Suppose $S_1$ and $S_2$ are two finite-type hyperbolic Riemann surfaces, meaning they are finite genus compact Riemann surfaces with a finite number of punctures, and both have $\mathbb{H}$ as their universal cover. For example, a sphere with 4 punctures or a torus with 1 puncture are such spaces. Let us write $\Sigma_1$ and $\Sigma_2$ for the corresponding compact surfaces, so $S_i = \Sigma_i\setminus A_i$ where $A_i\subset \Sigma_i$ is finite.
Suppose that $S_1$ has finite hyperbolic area, and $f: S_1\to S_2$ is a nonconstant holomorphic map. It's a theorem [1, Corollary 3] that such a map admits a holomorphic a extension $\tilde f:\Sigma_1\to\Sigma_2$. This map is necessarily surjective.
Now, it's my belief that since $S_1$ and $\Sigma_1$ have finite area, then $\Sigma_2$ (and hence $S_1$) have finite area. Is this correct? And if so, what would be the best way to prove it? Do you need to look at $\tilde f$ at all, or is it automatically true that a finite-type hyperbolic surface has finite area?

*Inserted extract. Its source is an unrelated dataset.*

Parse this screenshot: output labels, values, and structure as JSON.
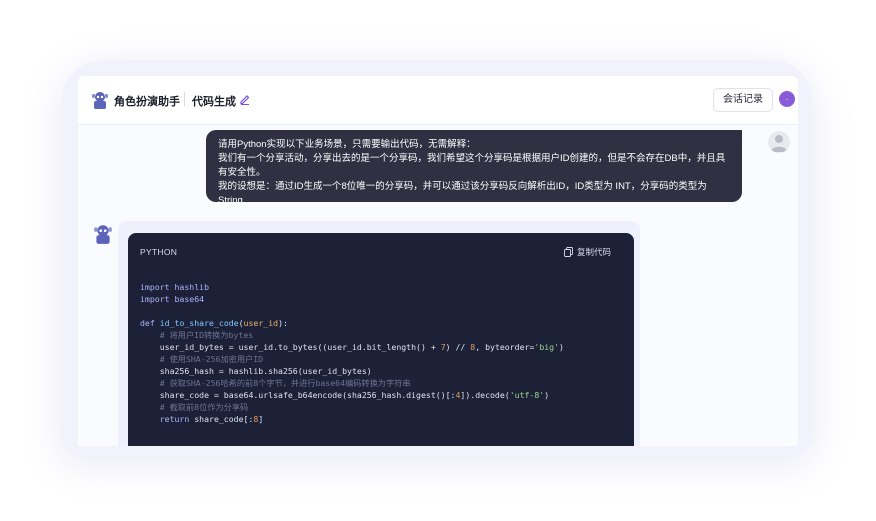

Something about this statement feels off to me.
For context, I am trying to show that a certain finitely-generated torsion-free Fuchsian group $\Gamma\leq {\rm PSL}(2,\mathbb{Z})$ has finite index in the modular group. I believe that, to do this, it suffices to show that the corresponding quotient surface $S_2 = \mathbb{H}/\Gamma$ has finite area.
My knowledge in this area is very sketchy so references are appreciated too.